Background: Artificial intelligence (AI) is transitioning from proof-of-concept prototypes to clinically utilized tools in orthopedics. The key translational question is whether AI will replace surgeons or, more realistically, augment human expertise. Methods: A structured narrative review was conducted using PubMed/MEDLINE, Web of Science, and Google Scholar (completed 31 January 2026).
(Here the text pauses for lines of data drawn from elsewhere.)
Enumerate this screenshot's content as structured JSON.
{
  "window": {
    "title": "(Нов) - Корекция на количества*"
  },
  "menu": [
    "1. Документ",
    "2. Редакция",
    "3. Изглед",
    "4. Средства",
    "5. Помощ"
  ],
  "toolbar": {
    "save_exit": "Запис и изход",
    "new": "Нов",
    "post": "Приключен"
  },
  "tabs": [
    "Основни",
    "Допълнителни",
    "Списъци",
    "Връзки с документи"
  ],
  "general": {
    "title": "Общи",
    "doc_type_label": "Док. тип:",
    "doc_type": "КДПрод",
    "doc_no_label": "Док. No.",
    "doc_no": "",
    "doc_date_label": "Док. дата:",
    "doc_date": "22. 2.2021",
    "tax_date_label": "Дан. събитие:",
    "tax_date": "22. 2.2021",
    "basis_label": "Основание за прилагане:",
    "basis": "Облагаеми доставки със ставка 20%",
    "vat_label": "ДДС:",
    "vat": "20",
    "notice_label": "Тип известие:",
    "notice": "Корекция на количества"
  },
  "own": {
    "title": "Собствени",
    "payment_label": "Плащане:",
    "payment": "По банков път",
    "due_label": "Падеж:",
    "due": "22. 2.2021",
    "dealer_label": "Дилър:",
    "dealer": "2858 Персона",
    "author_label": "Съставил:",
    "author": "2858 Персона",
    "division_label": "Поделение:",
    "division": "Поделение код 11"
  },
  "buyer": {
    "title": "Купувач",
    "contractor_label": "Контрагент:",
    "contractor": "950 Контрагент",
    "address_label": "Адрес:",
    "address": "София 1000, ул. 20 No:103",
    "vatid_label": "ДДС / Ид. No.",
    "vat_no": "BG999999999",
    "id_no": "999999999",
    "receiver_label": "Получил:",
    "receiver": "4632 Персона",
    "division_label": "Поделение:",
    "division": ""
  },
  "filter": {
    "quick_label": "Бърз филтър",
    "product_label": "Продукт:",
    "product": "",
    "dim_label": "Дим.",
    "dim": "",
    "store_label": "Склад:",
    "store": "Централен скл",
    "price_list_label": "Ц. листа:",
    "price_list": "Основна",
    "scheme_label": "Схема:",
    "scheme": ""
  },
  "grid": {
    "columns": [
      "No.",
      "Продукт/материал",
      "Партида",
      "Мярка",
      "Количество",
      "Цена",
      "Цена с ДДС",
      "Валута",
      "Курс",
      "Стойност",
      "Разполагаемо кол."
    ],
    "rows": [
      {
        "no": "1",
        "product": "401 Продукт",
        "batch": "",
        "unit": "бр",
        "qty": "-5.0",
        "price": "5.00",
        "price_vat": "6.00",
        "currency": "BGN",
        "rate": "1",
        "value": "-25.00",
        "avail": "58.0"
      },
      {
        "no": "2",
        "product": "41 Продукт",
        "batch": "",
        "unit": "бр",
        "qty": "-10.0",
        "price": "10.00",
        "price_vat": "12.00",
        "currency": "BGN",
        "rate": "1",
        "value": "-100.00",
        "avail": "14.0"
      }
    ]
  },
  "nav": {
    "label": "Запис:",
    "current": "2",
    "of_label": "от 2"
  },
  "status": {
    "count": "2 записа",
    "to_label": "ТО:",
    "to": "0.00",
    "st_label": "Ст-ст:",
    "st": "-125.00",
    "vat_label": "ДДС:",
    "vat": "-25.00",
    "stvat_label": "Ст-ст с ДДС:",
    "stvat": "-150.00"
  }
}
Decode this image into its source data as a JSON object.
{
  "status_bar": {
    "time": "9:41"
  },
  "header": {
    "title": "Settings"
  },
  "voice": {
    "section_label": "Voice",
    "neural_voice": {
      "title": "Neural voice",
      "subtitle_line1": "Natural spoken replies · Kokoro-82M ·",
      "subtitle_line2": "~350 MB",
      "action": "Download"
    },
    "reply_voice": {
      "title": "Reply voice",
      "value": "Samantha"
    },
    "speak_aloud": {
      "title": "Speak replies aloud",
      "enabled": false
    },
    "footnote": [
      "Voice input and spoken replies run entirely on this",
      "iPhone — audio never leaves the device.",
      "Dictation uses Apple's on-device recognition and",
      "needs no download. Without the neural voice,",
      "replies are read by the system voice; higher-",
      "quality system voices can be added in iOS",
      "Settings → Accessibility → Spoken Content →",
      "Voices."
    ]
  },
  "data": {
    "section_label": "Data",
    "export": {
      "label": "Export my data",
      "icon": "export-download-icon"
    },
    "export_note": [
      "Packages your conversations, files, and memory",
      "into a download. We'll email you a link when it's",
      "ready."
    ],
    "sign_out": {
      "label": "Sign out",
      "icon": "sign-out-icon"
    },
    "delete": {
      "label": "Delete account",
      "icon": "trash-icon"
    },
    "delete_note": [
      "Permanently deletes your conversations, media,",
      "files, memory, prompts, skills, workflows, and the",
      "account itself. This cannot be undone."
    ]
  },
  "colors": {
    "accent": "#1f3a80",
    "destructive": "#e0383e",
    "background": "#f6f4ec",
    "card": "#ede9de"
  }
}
Peer-reviewed English-language studies that utilized AI for orthopedic clinical problems were eligible. To synthesize the 73 included papers without forced quantitative pooling, evidence was qualitatively charted and organized using a four-axis framework: clinical task, data modality, validation maturity, and intended user/setting. Results: The evidence base was dominated by retrospective, imaging-centered AI studies (predominantly LOE III). Radiograph-based fracture detection and automated measurements were frequently reported to achieve high discrimination, though performance degraded in complex or “edge” cases. Predictive models for arthroplasty and spine outcomes demonstrated variable actionability and inconsistent reporting of calibration. Common translational barriers across subspecialties included limited external validation, dataset shift, and a scarcity of prospective impact studies. Conclusions: Current evidence supports an augmentation paradigm rather than a replacement paradigm. AI acts as a “co-surgeon,” improving triage and standardizing quantification. However, safe clinical translation requires representative external validation, rigorous failure analysis, and human-in-the-loop workflows where surgeons retain ultimate accountability.